The pernicious element emerges when the Tuohy’s are considering whether or not they should legally adopt Big Mike. When Leigh Anne suggests they send him to a child psychologist because he might have issues, Sean says: “Michael’s gift is his ability to forget. He’s mad at no one and he doesn’t really care what happened in the past.” This is a kid who grew up with no father and was raised by a crack-addict mother who had at least twelve children by an assortment of men. Viewers can’t help but extrapolate from this exchange between a husband a wife to a wider message about how white people generally ought to think about race relations in the south. Let’s avoid serious self-examination. Let’s not bother to acknowledge hurt. Or try to heal. Let’s just forget the past.
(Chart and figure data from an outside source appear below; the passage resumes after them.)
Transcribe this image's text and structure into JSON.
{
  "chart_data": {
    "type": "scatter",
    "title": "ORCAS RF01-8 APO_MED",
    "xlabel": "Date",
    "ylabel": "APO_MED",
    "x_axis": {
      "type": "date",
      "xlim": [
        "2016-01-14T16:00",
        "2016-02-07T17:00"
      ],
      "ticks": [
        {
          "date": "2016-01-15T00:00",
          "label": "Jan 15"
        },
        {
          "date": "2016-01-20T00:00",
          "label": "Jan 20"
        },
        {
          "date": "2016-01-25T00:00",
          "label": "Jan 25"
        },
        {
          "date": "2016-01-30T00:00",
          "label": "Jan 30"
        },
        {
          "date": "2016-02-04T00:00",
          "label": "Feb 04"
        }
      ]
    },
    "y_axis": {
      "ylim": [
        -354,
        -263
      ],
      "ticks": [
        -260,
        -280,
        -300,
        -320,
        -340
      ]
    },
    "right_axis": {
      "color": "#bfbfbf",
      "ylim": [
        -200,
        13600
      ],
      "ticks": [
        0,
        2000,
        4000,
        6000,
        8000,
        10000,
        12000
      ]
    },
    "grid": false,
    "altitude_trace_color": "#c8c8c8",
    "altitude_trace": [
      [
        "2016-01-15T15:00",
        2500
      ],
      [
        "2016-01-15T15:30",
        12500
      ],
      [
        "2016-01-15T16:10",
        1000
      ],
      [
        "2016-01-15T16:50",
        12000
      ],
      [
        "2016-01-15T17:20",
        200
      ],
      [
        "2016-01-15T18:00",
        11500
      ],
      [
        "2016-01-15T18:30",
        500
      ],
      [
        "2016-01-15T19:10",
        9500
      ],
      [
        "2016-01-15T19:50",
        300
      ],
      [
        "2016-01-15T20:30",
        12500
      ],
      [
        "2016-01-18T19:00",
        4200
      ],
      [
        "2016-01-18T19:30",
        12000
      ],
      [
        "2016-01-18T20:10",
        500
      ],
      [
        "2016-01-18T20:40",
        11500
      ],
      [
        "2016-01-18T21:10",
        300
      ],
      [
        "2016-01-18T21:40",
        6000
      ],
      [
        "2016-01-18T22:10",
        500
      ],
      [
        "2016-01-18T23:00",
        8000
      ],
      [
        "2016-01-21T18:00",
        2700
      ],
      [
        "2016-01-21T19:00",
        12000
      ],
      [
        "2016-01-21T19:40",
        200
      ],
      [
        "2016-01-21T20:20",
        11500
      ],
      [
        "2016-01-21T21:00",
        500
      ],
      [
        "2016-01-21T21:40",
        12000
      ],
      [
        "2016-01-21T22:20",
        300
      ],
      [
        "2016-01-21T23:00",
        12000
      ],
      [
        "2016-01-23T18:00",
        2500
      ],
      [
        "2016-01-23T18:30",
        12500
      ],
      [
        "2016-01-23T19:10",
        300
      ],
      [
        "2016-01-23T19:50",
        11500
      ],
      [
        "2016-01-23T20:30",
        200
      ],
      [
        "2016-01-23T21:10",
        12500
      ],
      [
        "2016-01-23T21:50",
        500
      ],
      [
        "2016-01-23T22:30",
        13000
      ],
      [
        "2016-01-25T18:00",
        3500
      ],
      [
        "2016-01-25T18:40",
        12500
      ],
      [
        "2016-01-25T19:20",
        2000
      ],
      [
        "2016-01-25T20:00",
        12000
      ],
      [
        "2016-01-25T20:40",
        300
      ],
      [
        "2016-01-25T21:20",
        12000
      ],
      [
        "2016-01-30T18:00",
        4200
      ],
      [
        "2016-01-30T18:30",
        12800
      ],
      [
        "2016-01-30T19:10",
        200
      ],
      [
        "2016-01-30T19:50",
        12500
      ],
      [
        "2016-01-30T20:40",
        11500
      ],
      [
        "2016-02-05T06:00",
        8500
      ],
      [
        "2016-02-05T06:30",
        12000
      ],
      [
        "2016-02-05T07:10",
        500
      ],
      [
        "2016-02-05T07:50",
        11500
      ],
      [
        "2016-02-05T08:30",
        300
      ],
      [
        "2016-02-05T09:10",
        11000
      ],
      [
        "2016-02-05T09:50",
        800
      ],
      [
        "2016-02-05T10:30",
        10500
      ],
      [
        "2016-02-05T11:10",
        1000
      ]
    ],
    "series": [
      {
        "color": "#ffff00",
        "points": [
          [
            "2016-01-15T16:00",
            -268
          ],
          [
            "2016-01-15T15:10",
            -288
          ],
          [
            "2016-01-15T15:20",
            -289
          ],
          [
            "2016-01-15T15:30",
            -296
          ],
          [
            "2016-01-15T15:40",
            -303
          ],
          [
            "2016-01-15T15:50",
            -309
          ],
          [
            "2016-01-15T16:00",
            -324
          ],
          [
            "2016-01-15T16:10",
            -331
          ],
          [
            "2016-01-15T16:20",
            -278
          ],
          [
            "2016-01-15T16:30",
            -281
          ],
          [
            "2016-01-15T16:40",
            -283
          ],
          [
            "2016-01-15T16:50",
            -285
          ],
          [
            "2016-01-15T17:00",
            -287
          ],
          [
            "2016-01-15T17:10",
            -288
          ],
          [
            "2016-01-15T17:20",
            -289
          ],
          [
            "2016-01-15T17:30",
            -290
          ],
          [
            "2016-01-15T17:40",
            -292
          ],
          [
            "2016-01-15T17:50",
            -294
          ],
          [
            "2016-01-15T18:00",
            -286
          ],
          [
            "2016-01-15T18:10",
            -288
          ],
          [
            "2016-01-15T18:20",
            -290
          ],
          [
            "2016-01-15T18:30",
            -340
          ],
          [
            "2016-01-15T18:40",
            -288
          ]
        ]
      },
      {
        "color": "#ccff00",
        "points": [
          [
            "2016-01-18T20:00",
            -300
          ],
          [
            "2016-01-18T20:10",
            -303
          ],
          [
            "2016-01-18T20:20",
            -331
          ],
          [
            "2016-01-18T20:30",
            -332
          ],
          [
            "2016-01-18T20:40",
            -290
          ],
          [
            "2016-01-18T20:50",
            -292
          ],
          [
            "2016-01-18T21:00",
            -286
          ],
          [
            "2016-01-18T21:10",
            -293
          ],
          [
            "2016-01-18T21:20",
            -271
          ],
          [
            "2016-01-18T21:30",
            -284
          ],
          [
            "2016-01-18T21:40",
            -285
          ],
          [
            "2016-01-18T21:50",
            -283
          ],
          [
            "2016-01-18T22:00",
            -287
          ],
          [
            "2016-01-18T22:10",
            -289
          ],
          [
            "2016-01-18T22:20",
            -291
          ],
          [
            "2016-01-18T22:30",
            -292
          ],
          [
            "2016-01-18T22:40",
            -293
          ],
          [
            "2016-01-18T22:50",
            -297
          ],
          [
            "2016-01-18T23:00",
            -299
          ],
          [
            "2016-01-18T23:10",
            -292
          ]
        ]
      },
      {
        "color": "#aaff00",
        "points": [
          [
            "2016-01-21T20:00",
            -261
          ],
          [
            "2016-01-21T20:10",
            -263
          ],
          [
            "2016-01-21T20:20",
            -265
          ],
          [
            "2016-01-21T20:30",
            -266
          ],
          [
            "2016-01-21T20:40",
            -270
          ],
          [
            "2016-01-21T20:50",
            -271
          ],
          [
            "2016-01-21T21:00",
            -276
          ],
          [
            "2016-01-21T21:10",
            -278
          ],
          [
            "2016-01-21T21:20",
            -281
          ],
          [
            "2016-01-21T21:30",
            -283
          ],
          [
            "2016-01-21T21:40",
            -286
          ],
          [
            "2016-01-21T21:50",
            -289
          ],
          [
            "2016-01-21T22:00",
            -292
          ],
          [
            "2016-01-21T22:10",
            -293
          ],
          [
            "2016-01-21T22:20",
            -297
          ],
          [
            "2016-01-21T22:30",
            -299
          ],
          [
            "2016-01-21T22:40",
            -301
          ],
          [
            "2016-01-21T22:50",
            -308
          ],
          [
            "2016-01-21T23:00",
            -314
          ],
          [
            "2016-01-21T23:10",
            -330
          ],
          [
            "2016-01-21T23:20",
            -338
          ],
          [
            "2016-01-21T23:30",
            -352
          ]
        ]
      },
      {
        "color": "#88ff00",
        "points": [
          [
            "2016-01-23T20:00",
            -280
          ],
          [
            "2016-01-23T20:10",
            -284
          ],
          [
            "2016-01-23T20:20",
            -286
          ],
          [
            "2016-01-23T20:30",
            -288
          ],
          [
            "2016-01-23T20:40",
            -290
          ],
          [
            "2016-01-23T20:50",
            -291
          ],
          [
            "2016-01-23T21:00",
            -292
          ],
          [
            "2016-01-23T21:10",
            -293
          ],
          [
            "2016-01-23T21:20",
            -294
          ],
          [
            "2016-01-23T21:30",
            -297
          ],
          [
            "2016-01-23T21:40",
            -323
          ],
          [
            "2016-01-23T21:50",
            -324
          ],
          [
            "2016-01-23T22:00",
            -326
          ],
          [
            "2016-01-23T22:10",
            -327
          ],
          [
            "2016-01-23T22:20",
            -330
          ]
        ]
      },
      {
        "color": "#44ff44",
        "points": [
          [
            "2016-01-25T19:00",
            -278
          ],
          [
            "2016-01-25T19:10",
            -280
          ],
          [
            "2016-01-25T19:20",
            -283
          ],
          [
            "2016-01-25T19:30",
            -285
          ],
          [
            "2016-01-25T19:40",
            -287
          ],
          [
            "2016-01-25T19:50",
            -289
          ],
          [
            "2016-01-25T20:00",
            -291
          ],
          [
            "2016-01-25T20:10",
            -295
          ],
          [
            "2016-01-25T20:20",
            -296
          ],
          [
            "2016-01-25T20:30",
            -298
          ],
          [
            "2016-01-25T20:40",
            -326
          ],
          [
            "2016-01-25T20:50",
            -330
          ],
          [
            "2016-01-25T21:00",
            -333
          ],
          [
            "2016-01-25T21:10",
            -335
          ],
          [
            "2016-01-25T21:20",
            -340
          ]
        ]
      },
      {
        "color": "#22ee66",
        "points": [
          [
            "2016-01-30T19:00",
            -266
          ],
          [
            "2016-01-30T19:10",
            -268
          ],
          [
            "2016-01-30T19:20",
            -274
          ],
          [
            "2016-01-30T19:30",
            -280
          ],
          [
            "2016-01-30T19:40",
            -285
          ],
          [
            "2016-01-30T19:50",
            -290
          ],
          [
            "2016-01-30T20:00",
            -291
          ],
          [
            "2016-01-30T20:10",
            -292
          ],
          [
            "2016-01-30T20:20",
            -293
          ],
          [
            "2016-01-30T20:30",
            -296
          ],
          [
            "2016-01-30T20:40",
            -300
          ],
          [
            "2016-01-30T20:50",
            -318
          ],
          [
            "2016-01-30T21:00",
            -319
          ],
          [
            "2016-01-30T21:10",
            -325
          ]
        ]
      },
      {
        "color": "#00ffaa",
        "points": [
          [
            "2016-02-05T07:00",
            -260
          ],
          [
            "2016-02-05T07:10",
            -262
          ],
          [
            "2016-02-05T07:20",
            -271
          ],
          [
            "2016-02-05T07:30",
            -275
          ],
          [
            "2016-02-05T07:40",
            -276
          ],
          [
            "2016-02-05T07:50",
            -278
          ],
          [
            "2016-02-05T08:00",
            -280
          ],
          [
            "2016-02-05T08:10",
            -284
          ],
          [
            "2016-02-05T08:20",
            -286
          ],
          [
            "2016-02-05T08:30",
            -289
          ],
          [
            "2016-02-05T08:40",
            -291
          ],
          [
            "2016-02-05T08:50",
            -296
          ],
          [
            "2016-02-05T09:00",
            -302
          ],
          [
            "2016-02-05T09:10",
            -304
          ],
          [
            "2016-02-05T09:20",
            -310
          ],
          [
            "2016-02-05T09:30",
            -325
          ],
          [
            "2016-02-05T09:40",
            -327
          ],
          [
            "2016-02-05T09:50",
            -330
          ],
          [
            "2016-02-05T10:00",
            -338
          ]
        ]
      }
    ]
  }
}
I’ve noticed a curious tendency in the comments on the reviews that diss this film: many who think the film is wonderful take a passive-aggressive tack, suggesting that it can’t be criticized as racist because it’s a true story about real people who did in fact rescue a black kid from the projects and did in fact launch him on a successful pro ball career (Michael Oher was a 2009 draft pick for the Baltimore Ravens). I suppose that depends on what you mean by “true.” If “true” means “factual”, then this story is no more true than Avatar. Once it moved from an interview of the real Tuohys to a concept pitched to Warner Bros. to a screenplay pitched to actors, it had gone through more layers of interpretation than a game of “Telephone” in a kindergarten class. If, on the other hand, “true” means “a vehicle that speaks truth,” one that gives voice to the stories of those who might otherwise go unheard, one that speaks to questions of justice and invites compassionate listening, then this movie is as false a piece as I’ve ever watched.